Zone changed to accommodate cannabis cultivation
City of Cranbrook council last night unanimously agreed to adopt amendments to the city’s zoning bylaw to allow a cannabis nursery and cannabis micro cultivation operation in the M-2, Light Industrial zone.
The city proceeded with the amendments in December 2018 after receiving an application from Philippe Roux for a new cannabis cultivation operation and council Jan. 7 passed third reading and adoption of zoning Bylaw No. 3956.
“In support of his application Mr. Roux feels that rezoning is in the best interest of the community. The applicant has a commitment from an industrial zoned property owner to rent the applicant space to conduct business located at 800 Industrial Road 2 (EB Horseman),” a report from Rob Veg, city planner with Office of Innovation and Collaboration outlined for council.

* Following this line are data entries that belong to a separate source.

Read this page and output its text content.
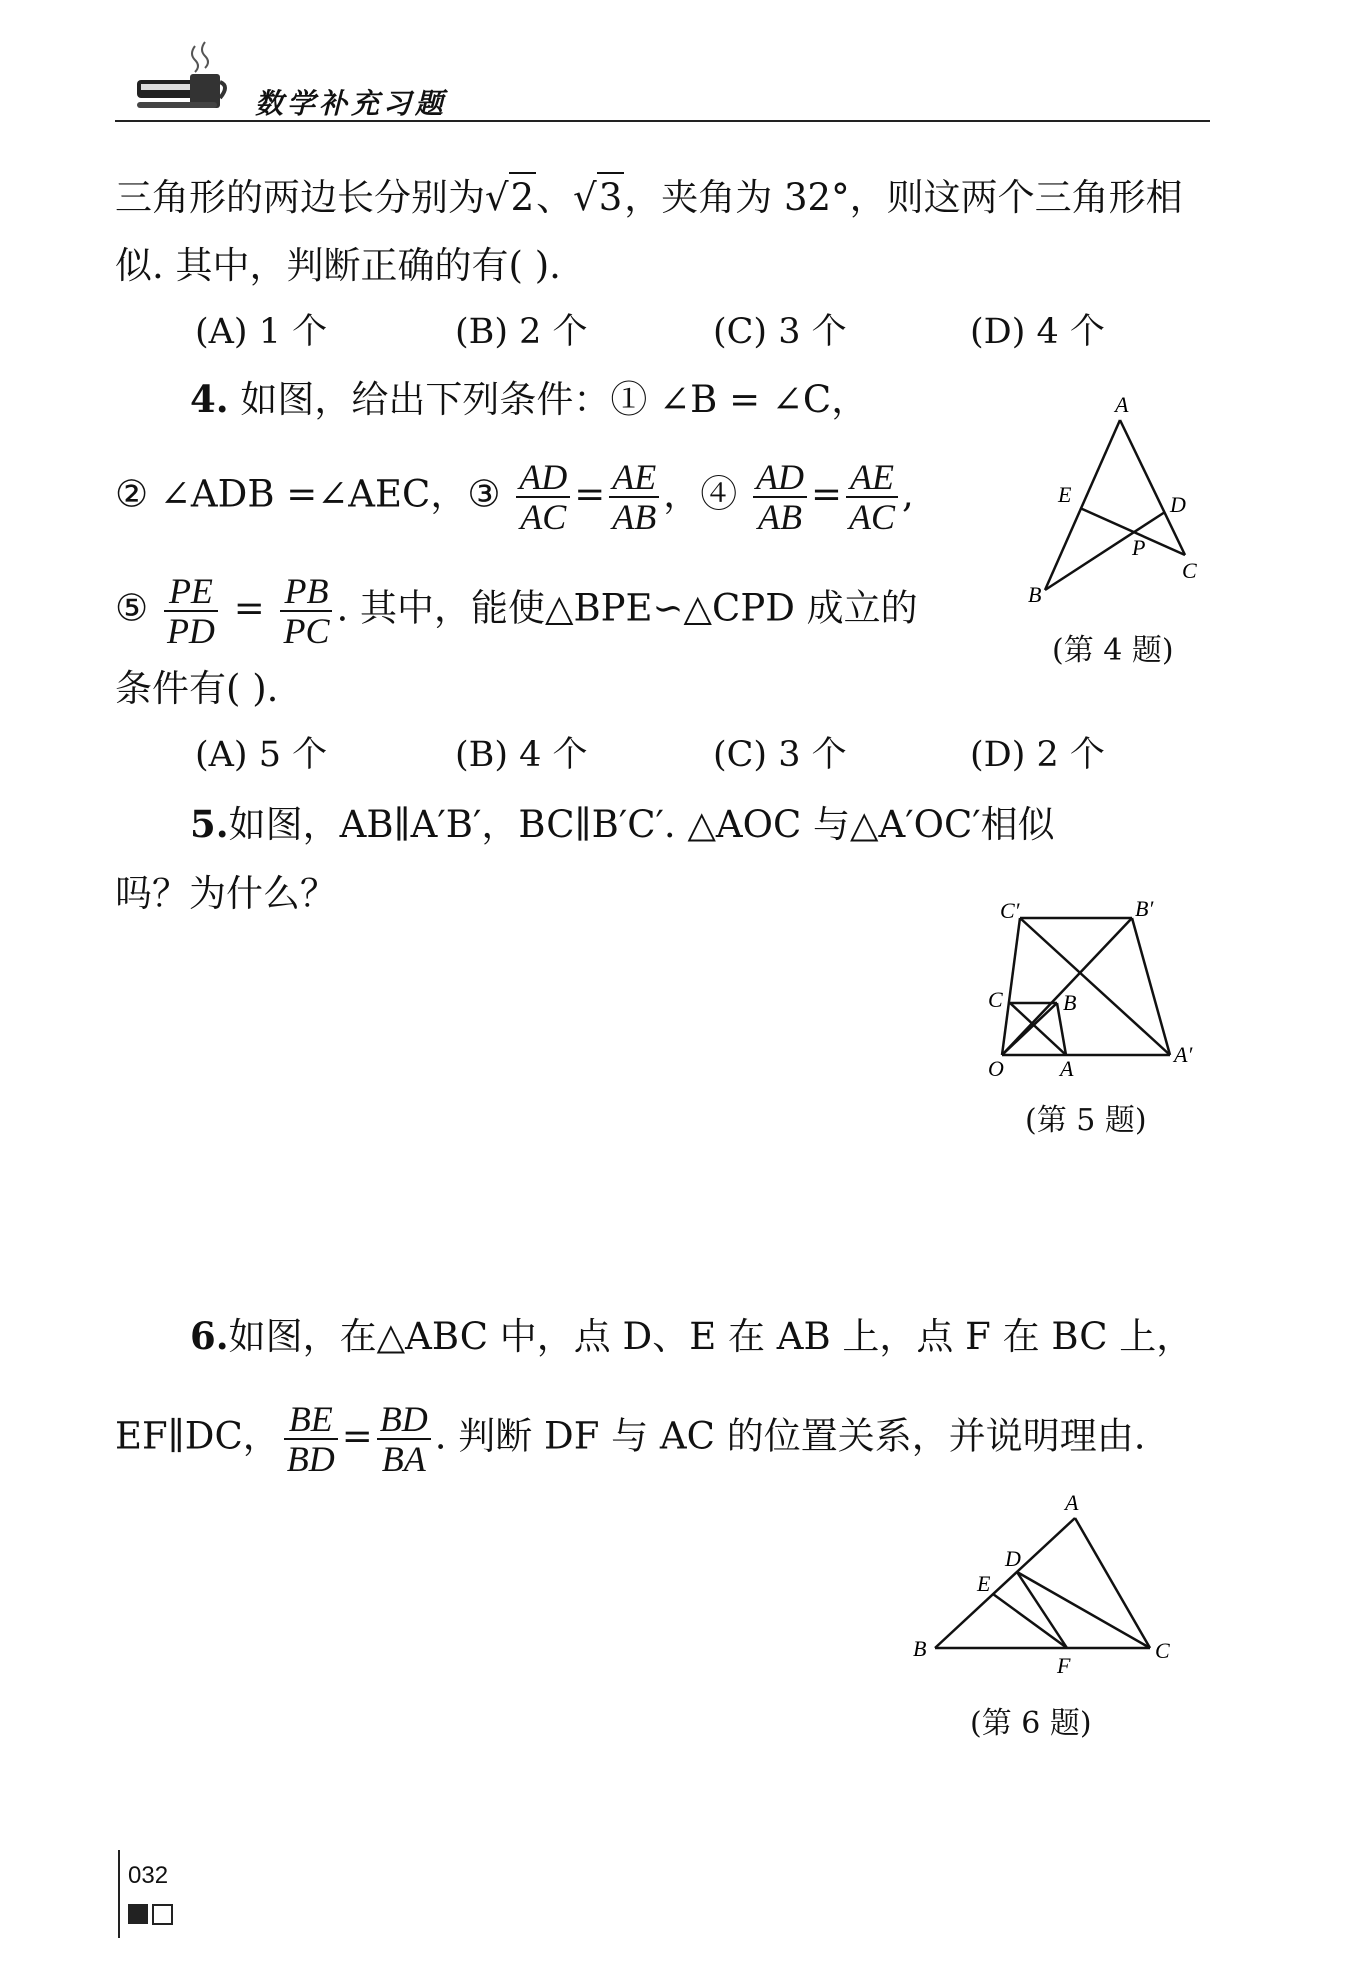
数学补充习题
三角形的两边长分别为√2、√3，夹角为 32°，则这两个三角形相
似. 其中，判断正确的有( ).
(A) 1 个	(B) 2 个	(C) 3 个	(D) 4 个
4. 如图，给出下列条件：① ∠B = ∠C，
② ∠ADB =∠AEC，③ $\frac{AD}{AC} = \frac{AE}{AB}$ ，④ $\frac{AD}{AB} = \frac{AE}{AC}$ ,
⑤ $\frac{PE}{PD} = \frac{PB}{PC}$ . 其中，能使△BPE∽△CPD 成立的
条件有( ).
(A) 5 个	(B) 4 个	(C) 3 个	(D) 2 个
A
E	D
P
C
B
(第 4 题)
5.如图，AB∥A′B′，BC∥B′C′. △AOC 与△A′OC′相似
吗？为什么？	C′	B′
C	B
O	A
A′
(第 5 题)
6.如图，在△ABC 中，点 D、E 在 AB 上，点 F 在 BC 上，
EF∥DC， $\frac{BE}{BD} = \frac{BD}{BA}$ . 判断 DF 与 AC 的位置关系，并说明理由.
A
D
E
B
F
C
(第 6 题)
032
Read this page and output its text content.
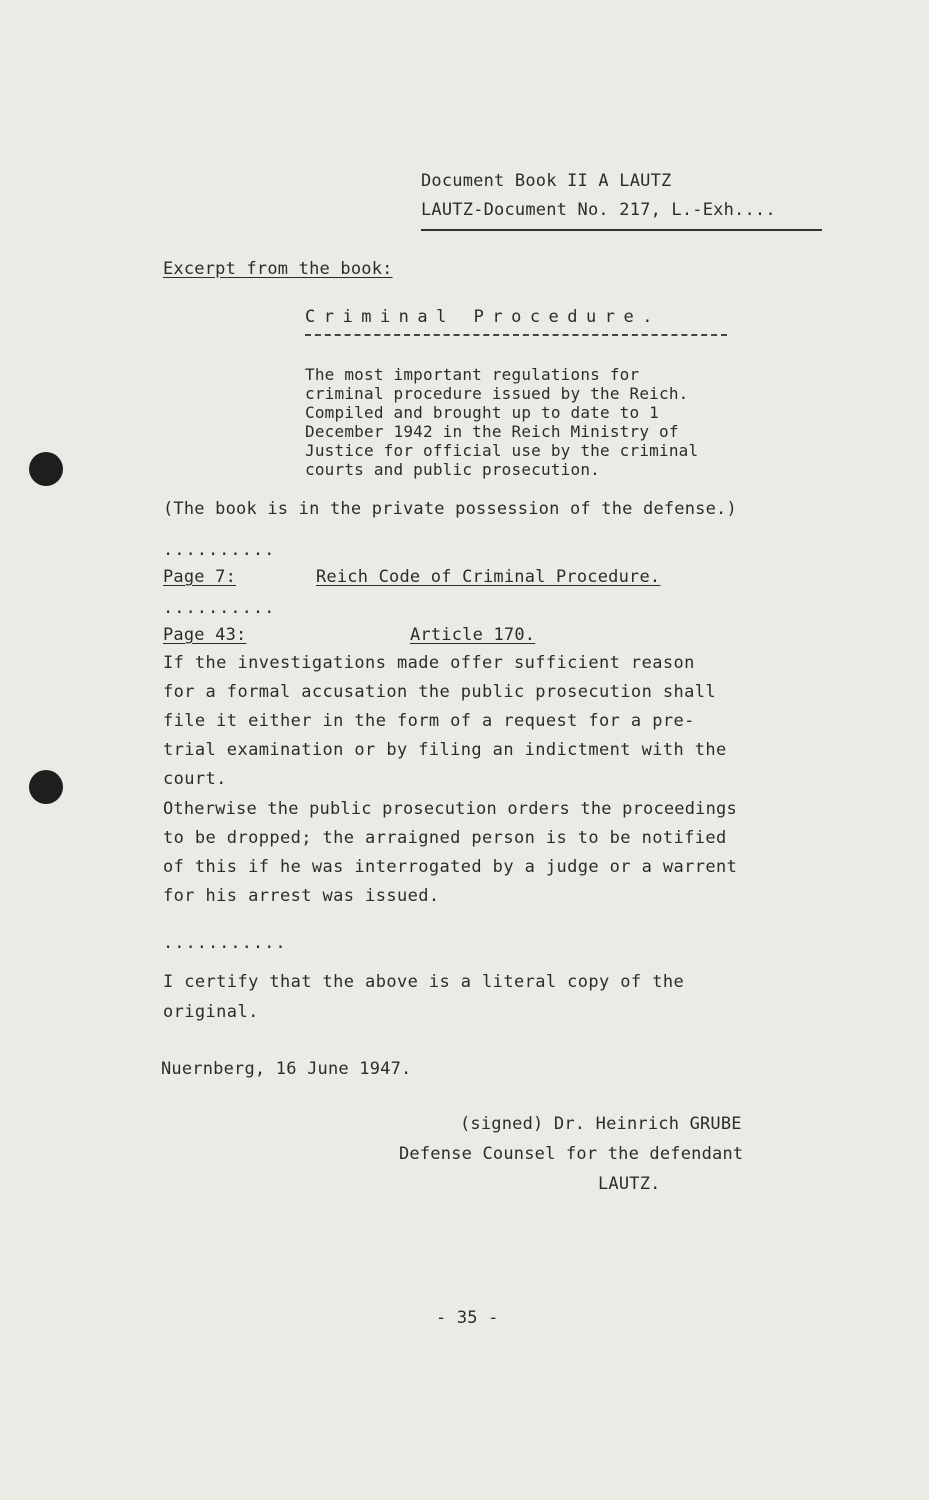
Document Book II A LAUTZ
LAUTZ-Document No. 217, L.-Exh....
Excerpt from the book:
Criminal Procedure.
The most important regulations for
criminal procedure issued by the Reich.
Compiled and brought up to date to 1
December 1942 in the Reich Ministry of
Justice for official use by the criminal
courts and public prosecution.
(The book is in the private possession of the defense.)
..........
Page 7:	Reich Code of Criminal Procedure.
..........
Page 43:	Article 170.
If the investigations made offer sufficient reason
for a formal accusation the public prosecution shall
file it either in the form of a request for a pre-
trial examination or by filing an indictment with the
court.
Otherwise the public prosecution orders the proceedings
to be dropped; the arraigned person is to be notified
of this if he was interrogated by a judge or a warrent
for his arrest was issued.
...........
I certify that the above is a literal copy of the
original.
Nuernberg, 16 June 1947.
(signed) Dr. Heinrich GRUBE
Defense Counsel for the defendant
LAUTZ.
- 35 -
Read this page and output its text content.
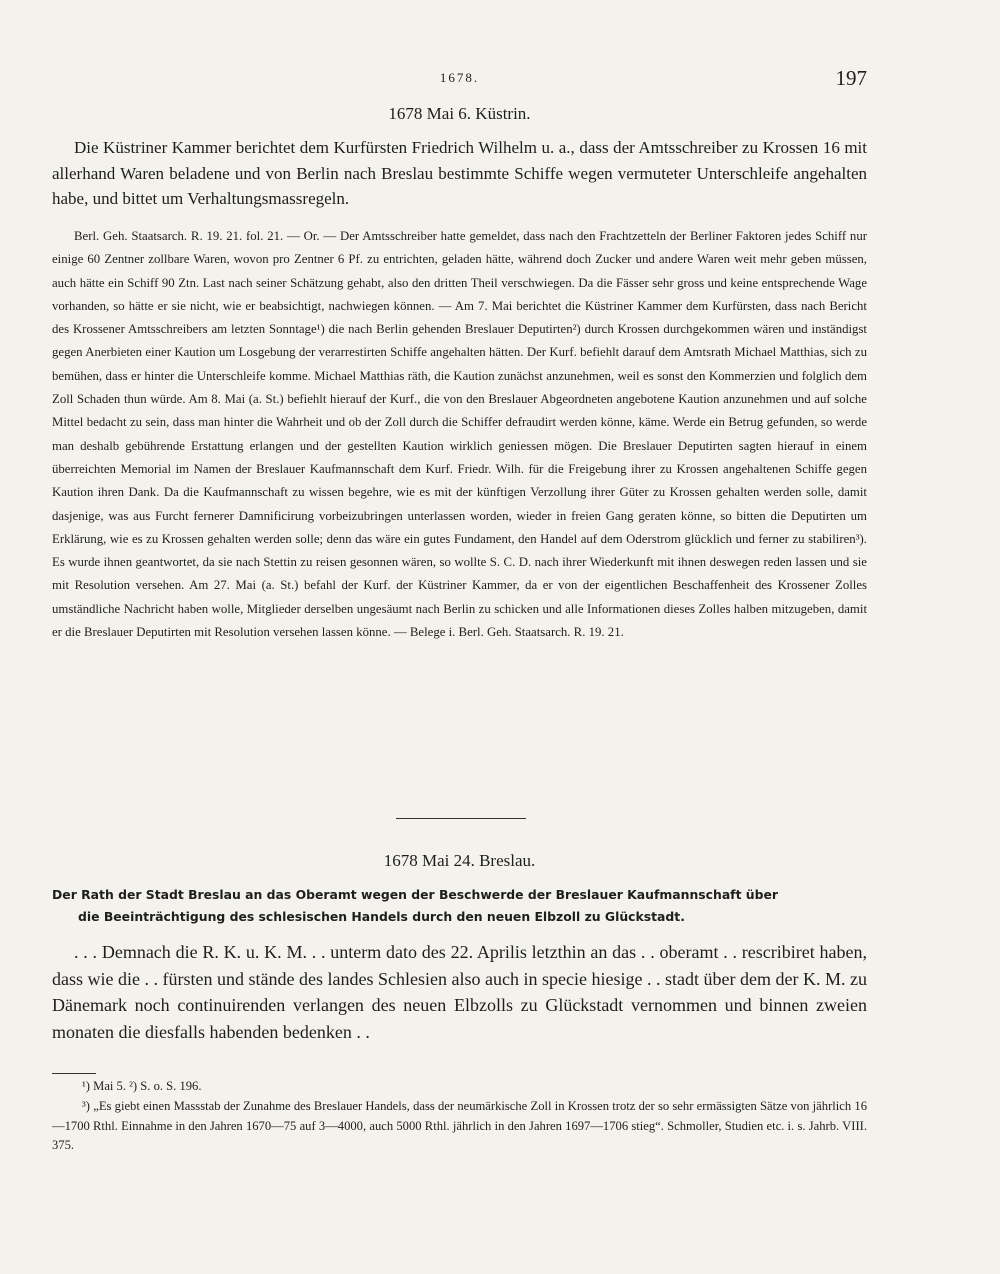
1678.	197
1678 Mai 6. Küstrin.
Die Küstriner Kammer berichtet dem Kurfürsten Friedrich Wilhelm u. a., dass der Amtsschreiber zu Krossen 16 mit allerhand Waren beladene und von Berlin nach Breslau bestimmte Schiffe wegen vermuteter Unterschleife angehalten habe, und bittet um Verhaltungsmassregeln.
Berl. Geh. Staatsarch. R. 19. 21. fol. 21. — Or. — Der Amtsschreiber hatte gemeldet, dass nach den Frachtzetteln der Berliner Faktoren jedes Schiff nur einige 60 Zentner zollbare Waren, wovon pro Zentner 6 Pf. zu entrichten, geladen hätte, während doch Zucker und andere Waren weit mehr geben müssen, auch hätte ein Schiff 90 Ztn. Last nach seiner Schätzung gehabt, also den dritten Theil verschwiegen. Da die Fässer sehr gross und keine entsprechende Wage vorhanden, so hätte er sie nicht, wie er beabsichtigt, nachwiegen können. — Am 7. Mai berichtet die Küstriner Kammer dem Kurfürsten, dass nach Bericht des Krossener Amtsschreibers am letzten Sonntage¹) die nach Berlin gehenden Breslauer Deputirten²) durch Krossen durchgekommen wären und inständigst gegen Anerbieten einer Kaution um Losgebung der verarrestirten Schiffe angehalten hätten. Der Kurf. befiehlt darauf dem Amtsrath Michael Matthias, sich zu bemühen, dass er hinter die Unterschleife komme. Michael Matthias räth, die Kaution zunächst anzunehmen, weil es sonst den Kommerzien und folglich dem Zoll Schaden thun würde. Am 8. Mai (a. St.) befiehlt hierauf der Kurf., die von den Breslauer Abgeordneten angebotene Kaution anzunehmen und auf solche Mittel bedacht zu sein, dass man hinter die Wahrheit und ob der Zoll durch die Schiffer defraudirt werden könne, käme. Werde ein Betrug gefunden, so werde man deshalb gebührende Erstattung erlangen und der gestellten Kaution wirklich geniessen mögen. Die Breslauer Deputirten sagten hierauf in einem überreichten Memorial im Namen der Breslauer Kaufmannschaft dem Kurf. Friedr. Wilh. für die Freigebung ihrer zu Krossen angehaltenen Schiffe gegen Kaution ihren Dank. Da die Kaufmannschaft zu wissen begehre, wie es mit der künftigen Verzollung ihrer Güter zu Krossen gehalten werden solle, damit dasjenige, was aus Furcht fernerer Damnificirung vorbeizubringen unterlassen worden, wieder in freien Gang geraten könne, so bitten die Deputirten um Erklärung, wie es zu Krossen gehalten werden solle; denn das wäre ein gutes Fundament, den Handel auf dem Oderstrom glücklich und ferner zu stabiliren³). Es wurde ihnen geantwortet, da sie nach Stettin zu reisen gesonnen wären, so wollte S. C. D. nach ihrer Wiederkunft mit ihnen deswegen reden lassen und sie mit Resolution versehen. Am 27. Mai (a. St.) befahl der Kurf. der Küstriner Kammer, da er von der eigentlichen Beschaffenheit des Krossener Zolles umständliche Nachricht haben wolle, Mitglieder derselben ungesäumt nach Berlin zu schicken und alle Informationen dieses Zolles halben mitzugeben, damit er die Breslauer Deputirten mit Resolution versehen lassen könne. — Belege i. Berl. Geh. Staatsarch. R. 19. 21.
1678 Mai 24. Breslau.
Der Rath der Stadt Breslau an das Oberamt wegen der Beschwerde der Breslauer Kaufmannschaft über
die Beeinträchtigung des schlesischen Handels durch den neuen Elbzoll zu Glückstadt.
. . . Demnach die R. K. u. K. M. . . unterm dato des 22. Aprilis letzthin an das . . oberamt . . rescribiret haben, dass wie die . . fürsten und stände des landes Schlesien also auch in specie hiesige . . stadt über dem der K. M. zu Dänemark noch continuirenden verlangen des neuen Elbzolls zu Glückstadt vernommen und binnen zweien monaten die diesfalls habenden bedenken . .
¹) Mai 5. ²) S. o. S. 196.
³) „Es giebt einen Massstab der Zunahme des Breslauer Handels, dass der neumärkische Zoll in Krossen trotz der so sehr ermässigten Sätze von jährlich 16—1700 Rthl. Einnahme in den Jahren 1670—75 auf 3—4000, auch 5000 Rthl. jährlich in den Jahren 1697—1706 stieg“. Schmoller, Studien etc. i. s. Jahrb. VIII. 375.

The zoning amendment was necessary, Veg explained, because the city’s zoning bylaw only recognizes “Medical Marihuana (sic) Grow Operations” as permissible with specific definitions and regulations that were adopted in 2014. As currently defined any facility growing cannabis would have to be for medical purposes.
“Staff is comfortable with the proposed uses in the M-2, Light Industrial zone. In 2014, the city adopted a bylaw amendment to facilitate medical marihuana grow operations in the M-2 zone in addition to adopting a set of specific regulations for the use. To date only one such operation has been proposed, however, given the new license opportunities for recreational cannabis production, staff feels the industrial zone is the most appropriate area for this type of industry as it is consistent with the position from 2014 and there hasn’t been any reason to not maintain this position on the land use. Furthermore, by allowing the new license types, it may provide opportunity for additional economic development for small scale cannabis production in the industrial area,” Veg reported.
A public hearing was also held last night, with no one speaking for or against the bylaw. One letter of support was received by the city and the advisory planning committee considered the application on December 17 and recommended the bylaw be approved.